¹ Bundeswehr Institute of Radiobiology, 80937 Munich and ² Radiation Medicine Research Group, Faculty of Medicine, University of Ulm, Germany

Correspondence: Viktor Meineke, Institut für Radiobiologie der Bundeswehr, Neuherbergstrasse 11, 80937 München, Germany. E-mail: ViktorMeineke@bundeswehr.org

	Abstract

Top Abstract Introduction "Acute radiation sickness": the... Perspectives and challenges for... RIMOI and RIMOF: a... Summary References

 
A common feature of radiation accidents is the medical consequences of dose-dependent radiation-induced multi-organ involvement (RIMOI) and radiation-induced multi-organ failure (RIMOF). Both RIMOI and RIMOF contribute to the clinical outcome and prognosis of radiation accident victims. A most remarkable fact in this context is that the specific pathophysiological mechanisms involved in RIMOI and RIMOF as a function of time and in relation to the extent of radiation injury as well as the therapeutic ratios for specific treatment options based on our understanding of the roles of failure or the regenerative potential of different organs to a large extent remain unknown. A re-visit of the case reports of patients suffering from RIMOF as a consequence of RIMOI underlines the specific roles of individual organs, for example the haematopoietic system as one of the most sensitive and critical organs for early radiation-induced health impairments. The development of such radiation-induced impairments gains more and more attention, in particular after successfully coping with the consequences of haematopoietic failure using modern techniques such as stem cell transplantation and cytokine treatment to restore haematopoietic functions. Other equally important organs in the course of the development of RIMOF, such as the skin, neurovascular system, respiratory system or gastrointestinal system, need to be considered as contributors to the course and clinical outcome. The search for common denominators that are crucial in the pathogenesis of such a multi-organ functional impairment is of utmost importance. Thus, the pathophysiology of RIMOF is an extremely important and emerging challenge, and it is important to utilise the evolving new knowledge to develop new tools for the medical management of radiation accident victims. The "Advanced Research Workshop on Radiation-Induced Multi-organ Involvement and Failure" held at the Science Conference Center Schloss Reisensburg in November 2003 significantly contributed to the understanding of the role of RIMOI and RIMOF in the management of radiation accident victims. Moreover, it opened perspectives and challenges for future clinical and molecular–biological research in this specific area.

	Introduction

Top Abstract Introduction "Acute radiation sickness": the... Perspectives and challenges for... RIMOI and RIMOF: a... Summary References

 
Occasional accidental radiation exposure is no longer a reality only in industries or following occupational medicine exposure. Since 11 September 2001, the possibility of an accidental radiation exposure resulting from terrorist attacks has become clear. Scenarios involving the "dirty bomb" gain more and more attention. On the other hand, ways of dealing with the consequences of such a wide spectrum of potentialities of accidental radiation exposure are limited. To further exacerbate the situation, many aspects of the dynamics of radiation response both at the cellular and the organ level, in particular as a function of time and dose, still remain unclear up to now. Successfully coping with the consequences of any accidental radiation exposure would require a continuous update of knowledge regarding the pathophysiological mechanisms involved.

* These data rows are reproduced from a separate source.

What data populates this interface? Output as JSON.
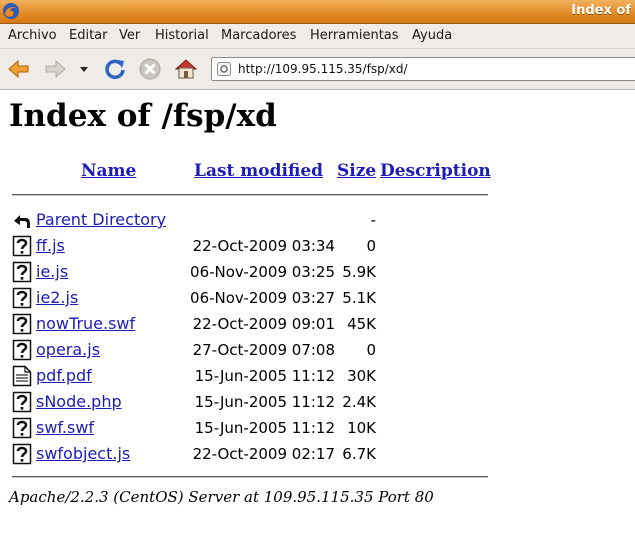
{
  "window": {
    "title": "Index of"
  },
  "menu": {
    "items": [
      "Archivo",
      "Editar",
      "Ver",
      "Historial",
      "Marcadores",
      "Herramientas",
      "Ayuda"
    ]
  },
  "toolbar": {
    "url": "http://109.95.115.35/fsp/xd/"
  },
  "page": {
    "heading": "Index of /fsp/xd",
    "columns": {
      "name": "Name",
      "last_modified": "Last modified",
      "size": "Size",
      "description": "Description"
    },
    "parent": {
      "name": "Parent Directory",
      "size": "-"
    },
    "files": [
      {
        "name": "ff.js",
        "date": "22-Oct-2009 03:34",
        "size": "0",
        "icon": "unknown-file-icon"
      },
      {
        "name": "ie.js",
        "date": "06-Nov-2009 03:25",
        "size": "5.9K",
        "icon": "unknown-file-icon"
      },
      {
        "name": "ie2.js",
        "date": "06-Nov-2009 03:27",
        "size": "5.1K",
        "icon": "unknown-file-icon"
      },
      {
        "name": "nowTrue.swf",
        "date": "22-Oct-2009 09:01",
        "size": "45K",
        "icon": "unknown-file-icon"
      },
      {
        "name": "opera.js",
        "date": "27-Oct-2009 07:08",
        "size": "0",
        "icon": "unknown-file-icon"
      },
      {
        "name": "pdf.pdf",
        "date": "15-Jun-2005 11:12",
        "size": "30K",
        "icon": "document-icon"
      },
      {
        "name": "sNode.php",
        "date": "15-Jun-2005 11:12",
        "size": "2.4K",
        "icon": "unknown-file-icon"
      },
      {
        "name": "swf.swf",
        "date": "15-Jun-2005 11:12",
        "size": "10K",
        "icon": "unknown-file-icon"
      },
      {
        "name": "swfobject.js",
        "date": "22-Oct-2009 02:17",
        "size": "6.7K",
        "icon": "unknown-file-icon"
      }
    ],
    "address": "Apache/2.2.3 (CentOS) Server at 109.95.115.35 Port 80"
  },
  "colors": {
    "titlebar": "#e08a24",
    "link": "#1c1cb8",
    "chrome": "#efebe7"
  }
}
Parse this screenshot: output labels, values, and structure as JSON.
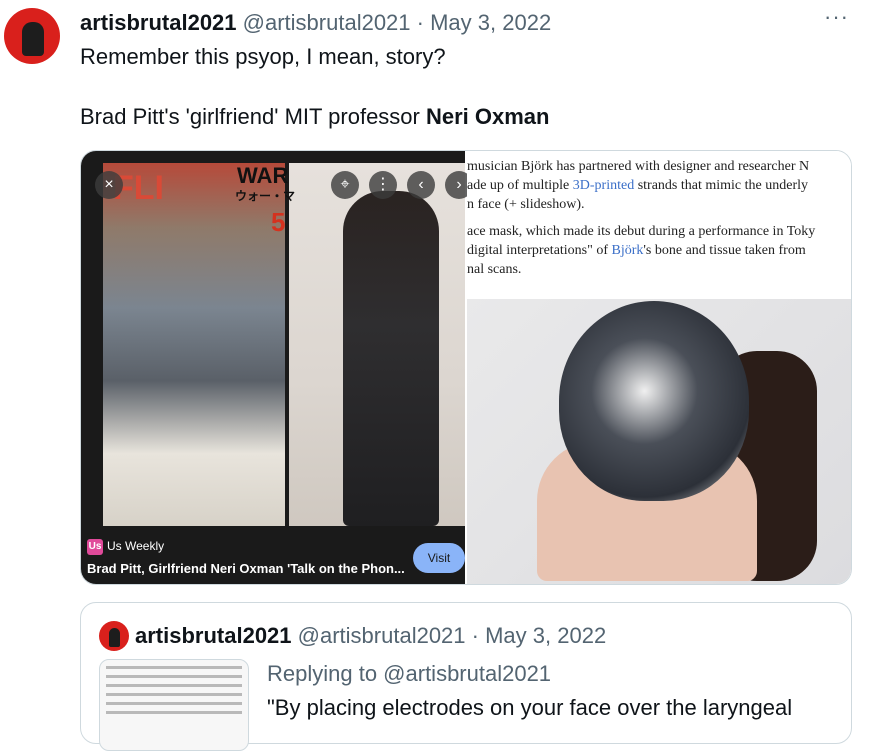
{
  "tweet": {
    "display_name": "artisbrutal2021",
    "handle": "@artisbrutal2021",
    "separator": "·",
    "date": "May 3, 2022",
    "more_label": "···",
    "text_line1": "Remember this psyop, I mean, story?",
    "text_line2_prefix": "Brad Pitt's 'girlfriend' MIT professor ",
    "text_line2_bold": "Neri Oxman"
  },
  "media_left": {
    "source_logo": "Us",
    "source_name": "Us Weekly",
    "headline": "Brad Pitt, Girlfriend Neri Oxman 'Talk on the Phon...",
    "visit_label": "Visit",
    "controls": [
      "×",
      "⌖",
      "⋮",
      "‹",
      "›"
    ],
    "background_sign_1": "WAR",
    "background_sign_2": "ウォー・マ",
    "background_sign_3": "5",
    "background_sign_4": "FLI"
  },
  "media_right": {
    "para1_line1": "musician Björk has partnered with designer and researcher N",
    "para1_line2_a": "ade up of multiple ",
    "para1_line2_link": "3D-printed",
    "para1_line2_b": " strands that mimic the underly",
    "para1_line3": "n face (+ slideshow).",
    "para2_line1": "ace mask, which made its debut during a performance in Toky",
    "para2_line2_a": " digital interpretations\" of ",
    "para2_line2_link": "Björk",
    "para2_line2_b": "'s bone and tissue taken from",
    "para2_line3": "nal scans."
  },
  "quote": {
    "display_name": "artisbrutal2021",
    "handle": "@artisbrutal2021",
    "separator": "·",
    "date": "May 3, 2022",
    "replying_to": "Replying to @artisbrutal2021",
    "text": "\"By placing electrodes on your face over the laryngeal"
  }
}
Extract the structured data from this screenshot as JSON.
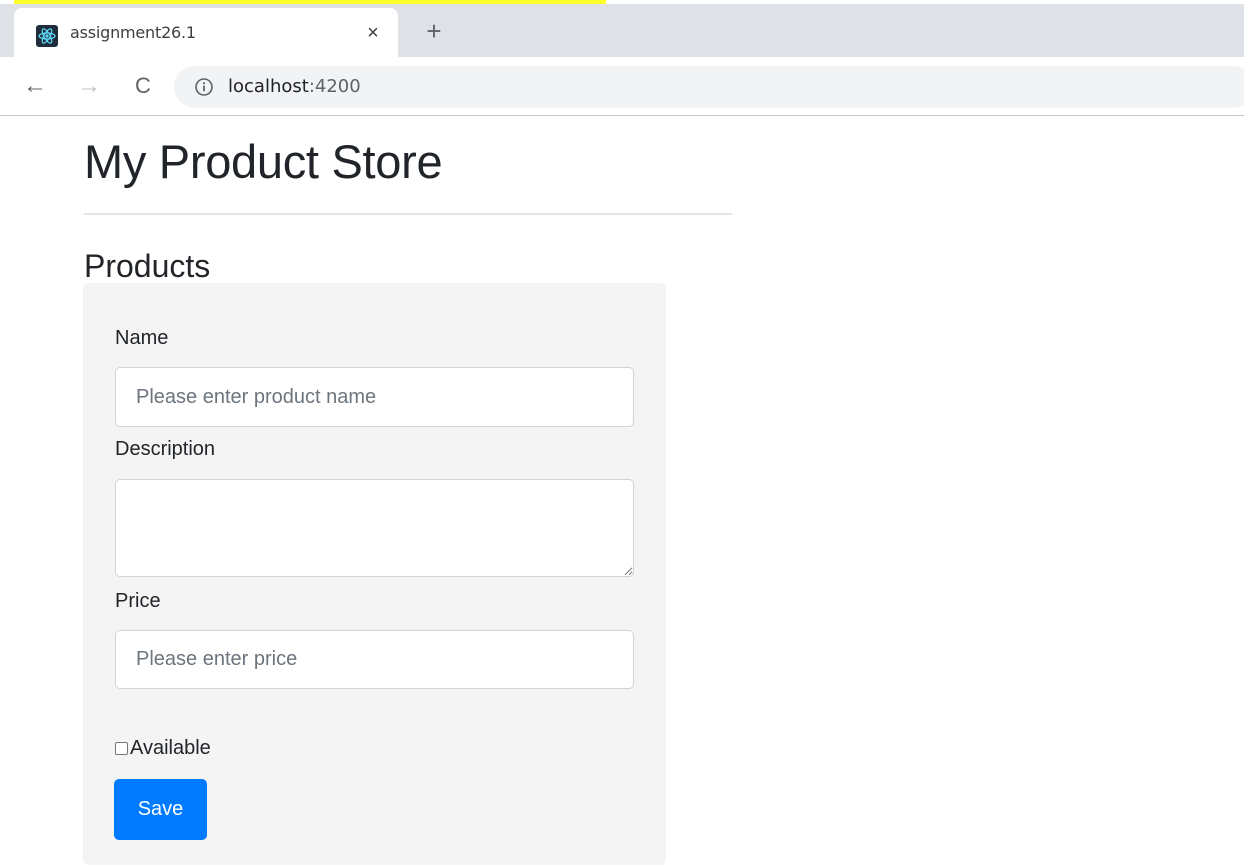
{
  "browser": {
    "tab": {
      "title": "assignment26.1",
      "close_glyph": "×",
      "favicon": "react-atom-icon"
    },
    "new_tab_glyph": "+",
    "nav": {
      "back_glyph": "←",
      "forward_glyph": "→",
      "reload_glyph": "C"
    },
    "address": {
      "host": "localhost",
      "port": ":4200",
      "info_icon": "info-icon"
    }
  },
  "page": {
    "title": "My Product Store",
    "section_title": "Products"
  },
  "form": {
    "name_label": "Name",
    "name_placeholder": "Please enter product name",
    "name_value": "",
    "description_label": "Description",
    "description_value": "",
    "price_label": "Price",
    "price_placeholder": "Please enter price",
    "price_value": "",
    "available_label": "Available",
    "available_checked": false,
    "save_label": "Save"
  },
  "colors": {
    "highlight": "#ffff2a",
    "primary_button": "#007bff",
    "card_background": "#f4f4f4"
  }
}
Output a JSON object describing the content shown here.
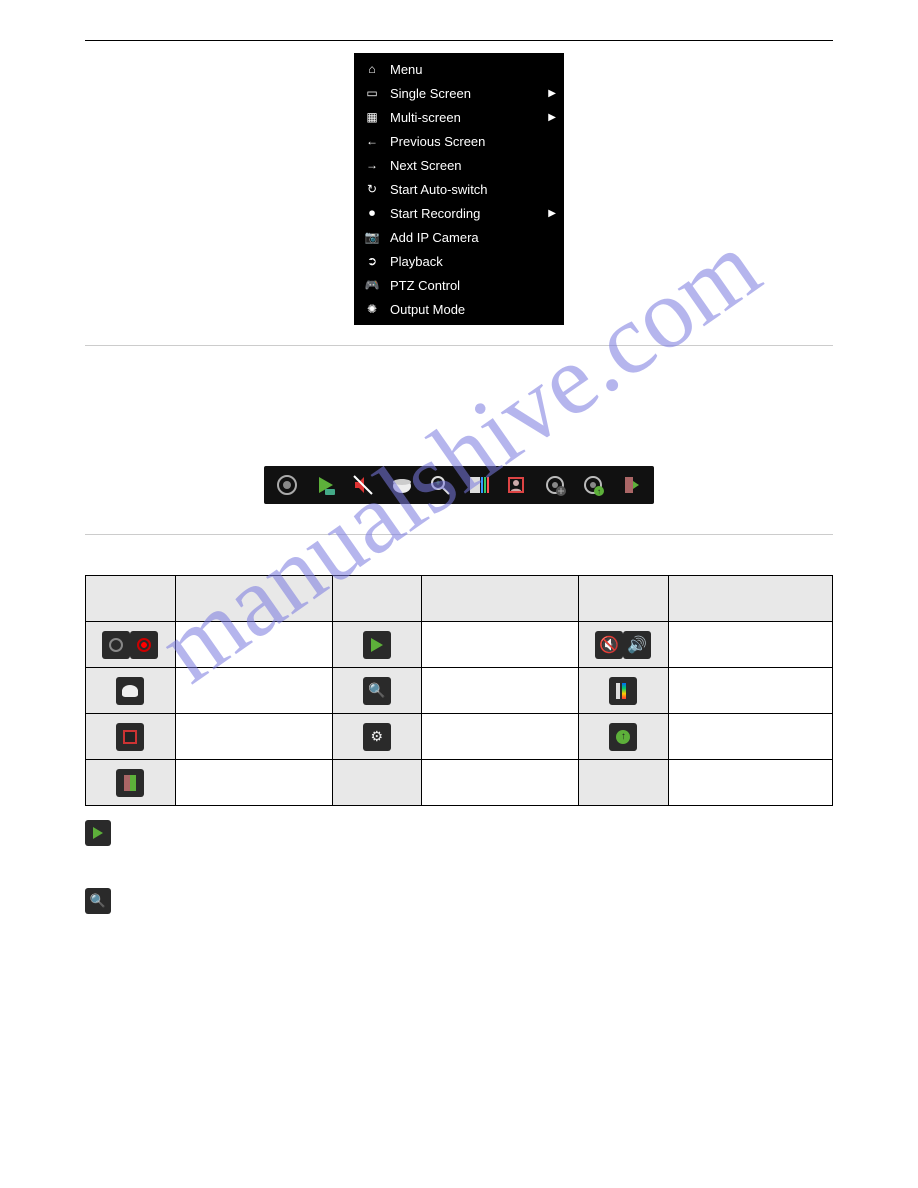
{
  "watermark": "manualshive.com",
  "context_menu": {
    "items": [
      {
        "label": "Menu",
        "icon": "home-icon",
        "has_submenu": false
      },
      {
        "label": "Single Screen",
        "icon": "monitor-icon",
        "has_submenu": true
      },
      {
        "label": "Multi-screen",
        "icon": "grid-icon",
        "has_submenu": true
      },
      {
        "label": "Previous Screen",
        "icon": "arrow-left-icon",
        "has_submenu": false
      },
      {
        "label": "Next Screen",
        "icon": "arrow-right-icon",
        "has_submenu": false
      },
      {
        "label": "Start Auto-switch",
        "icon": "refresh-icon",
        "has_submenu": false
      },
      {
        "label": "Start Recording",
        "icon": "record-icon",
        "has_submenu": true
      },
      {
        "label": "Add IP Camera",
        "icon": "camera-icon",
        "has_submenu": false
      },
      {
        "label": "Playback",
        "icon": "play-icon",
        "has_submenu": false
      },
      {
        "label": "PTZ Control",
        "icon": "ptz-icon",
        "has_submenu": false
      },
      {
        "label": "Output Mode",
        "icon": "output-icon",
        "has_submenu": false
      }
    ]
  },
  "toolbar": {
    "icons": [
      "record-toggle-icon",
      "instant-playback-icon",
      "audio-mute-icon",
      "ptz-dome-icon",
      "digital-zoom-icon",
      "image-settings-icon",
      "face-detect-icon",
      "stream-settings-icon",
      "stream-info-icon",
      "close-icon"
    ]
  },
  "table": {
    "rows": [
      [
        "record-toggle-icon-pair",
        "",
        "instant-playback-icon",
        "",
        "audio-toggle-icon-pair",
        ""
      ],
      [
        "ptz-dome-icon",
        "",
        "digital-zoom-icon",
        "",
        "image-settings-icon",
        ""
      ],
      [
        "face-detect-icon",
        "",
        "stream-settings-icon",
        "",
        "stream-info-icon",
        ""
      ],
      [
        "close-icon",
        "",
        "",
        "",
        "",
        ""
      ]
    ]
  },
  "inline_icons": {
    "playback": "instant-playback-icon",
    "zoom": "digital-zoom-icon"
  }
}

A common feature of accidental radiation exposure is the dose-dependent development of health impairments as a consequence of radiation-induced multi-organ involvement (RIMOI) and radiation-induced multi-organ failure (RIMOF). A re-visit of the case histories of patients showing RIMOI or even RIMOF underlines the specific and critical role of RIMOI in the prognosis and outcome of patients. Although there is not yet a full understanding of the pathogenesis of RIMOI and RIMOF, there are a limited number of organ systems critical for the evolution of RIMOF as well as common denominators in the development of the pathophysiological and the clinical course. New approaches and techniques are available in the study of health impairments as a function of dose of whole body irradiation at different levels of biological organisation (organism, organ system, cell renewal system, individual cells and subcellular components). In addition, the manifestation and course of the "radiation sickness" observed in two patients of the recent radiation accident in Tokai-mura (Japan) [1] who received extensive medical treatment and survived for 82 days and 211 days, respectively, after an essentially "supralethal" dose of whole body radiation exposure are a challenge for the study of the pathophysiological mechanisms involved.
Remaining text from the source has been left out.